Ne plus miser uniquement sur le français et l’anglais à l’école
La nuance peut sembler légère mais elle est significative. On ne parle plus de bilinguisme mais de multilinguisme. En 2016, la déclinaison du projet académique à Saint-Martin mettait en valeur la création de cinq classes bilingues ; quatre ans plus tard, le même document va plus loin et mise désormais sur le multilinguisme.
«Mieux valoriser le multilinguisme» dans les établissements scolaires du territoire est l’un des sept plans de travail que compte le D’Pass dans sa nouvelle version pour la période 2020-2033. Un groupe de travail* piloté par Evelyne Fleming a spécifiquement été formé pour élaborer une stratégie et des actions en vue de «concevoir un parcours éducatif des langues de la maternelle à la terminale».
Le groupe de travail a dans un premier temps réalisé une photographie du territoire. Celle-ci a permis de dresser deux principaux constats : «une discontinuité relative de l’apprentissage des langues dans le parcours des élèves du premier au second degré et une prédominance de l’enseignement de l’anglais».
Or cette même enquête a révélé que quatre langues étaient quotidiennement utilisées par les élèves, à savoir le français, l’anglais, le créole et l’espagnol dont la pratique est de plus en plus fréquente. Aussi est-il suggéré d’intégrer davantage cette langue dans les parcours scolaires (comme l’anglais l’a été) en créant des classes bilangues et bilingues. Aujourd’hui, l’enseignement de l’espagnol comme langue vivante étrangère dans le premier degré se fait en fonction des compétences linguistiques des professeurs et ne peut ainsi pas tenir compte du parcours de l’élève.
Concernant le créole, «il commence parfois en sixième et est interrompu en milieu de cursus de collège ou n’est proposé qu’en terminale de lycée professionnel en option», a noté le groupe de travail.
«Pour opérer à l’international, les dix langues les plus demandées ont été classées comme suit d’après une enquête dans le monde des affaires : anglais, chinois, espagnol, arabe, allemand, portugais, russe, français , japonais et hindi. Toutes sont représentées sur notre territoire et trois sur dix sont enseignées dans nos écoles», fait remarquer Evelyne Fleming. Promouvoir ces langues, faire en sorte que le multilinguisme devienne un réel «vecteur de réussite fondé sur l’égalité des chances par l’égal accès aux enseignements » est l’ambition du groupe de travail que Madame Fleming a piloté.
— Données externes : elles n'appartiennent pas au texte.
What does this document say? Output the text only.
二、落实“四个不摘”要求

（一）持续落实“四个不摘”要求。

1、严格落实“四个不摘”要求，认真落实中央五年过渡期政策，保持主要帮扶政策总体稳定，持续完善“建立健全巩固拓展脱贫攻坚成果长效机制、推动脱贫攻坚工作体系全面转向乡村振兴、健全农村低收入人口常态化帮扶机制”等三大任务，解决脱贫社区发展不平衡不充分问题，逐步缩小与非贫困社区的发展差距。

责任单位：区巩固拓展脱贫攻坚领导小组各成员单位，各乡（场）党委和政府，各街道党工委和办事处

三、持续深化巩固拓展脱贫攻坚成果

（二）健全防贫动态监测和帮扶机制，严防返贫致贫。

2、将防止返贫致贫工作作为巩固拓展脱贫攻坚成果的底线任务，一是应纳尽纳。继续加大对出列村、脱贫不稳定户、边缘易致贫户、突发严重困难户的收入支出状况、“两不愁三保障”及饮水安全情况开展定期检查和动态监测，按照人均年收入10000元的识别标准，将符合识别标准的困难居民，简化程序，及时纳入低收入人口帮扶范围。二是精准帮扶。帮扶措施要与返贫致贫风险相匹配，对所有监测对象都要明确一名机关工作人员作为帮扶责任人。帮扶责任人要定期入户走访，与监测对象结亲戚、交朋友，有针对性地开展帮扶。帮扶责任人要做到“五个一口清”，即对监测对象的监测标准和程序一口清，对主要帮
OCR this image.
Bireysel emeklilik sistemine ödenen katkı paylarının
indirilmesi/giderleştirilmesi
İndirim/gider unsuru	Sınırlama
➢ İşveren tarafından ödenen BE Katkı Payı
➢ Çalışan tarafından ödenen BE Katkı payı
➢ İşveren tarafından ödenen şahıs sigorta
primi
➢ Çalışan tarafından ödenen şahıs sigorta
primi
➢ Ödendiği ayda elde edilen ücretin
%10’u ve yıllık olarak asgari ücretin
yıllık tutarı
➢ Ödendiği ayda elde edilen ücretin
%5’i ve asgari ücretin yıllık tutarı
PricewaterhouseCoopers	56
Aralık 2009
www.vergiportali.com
Faire progresser les élèves en langues étrangères passe notamment par un renforcement de la formation initiale et continue des enseignants, la dotation des BCD et CDI en supports techniques plurilingues, la diversification de l’offre linguistique, l’ouverture de sections internationales dans les collèges et lycées favorisant l’obtention d’un bac option international, etc.
Il est aussi proposé la création d’un passeport Langues qui acterait le parcours linguistique de l’élève de la maternelle à la terminale, l’expérimentation d’un cursus spécifique plurilingue au collège avec l’enseignement des disciplines non linguistiques dans deux voire trois langues.
Enfin, il est suggéré l’organisation d’un festival des langues et des cultures des territoires en partenariat avec les COM de Saint-Martin et de Saint-Barth. «La dimension culturelle des langues serait ainsi mise en exergue en exploitant une convergence des actions imaginées».
«L’apprentissage des langues ne doit plus servir à exclusivement à la maîtrise de celles-ci mais plus largement à la maîtrise des apprentissages», conçoit l’Education nationale.
* Il est composé de Marie-Joselyne Arnell, conseillère pédagogique généraliste 1er degré, Katiuscia Hyman, animatrice des classes bilingues 1er degré, Leila Nazzal, professeur d’espagnol au collège à Saint-Barth, Anthony Gombis, professeur d’anglais au collège Mont des Accords, Cédric Lesuperbe, professeur de créole au lycée Robert Weinum et Emmanuel Pené, coordonnateur du Casnav.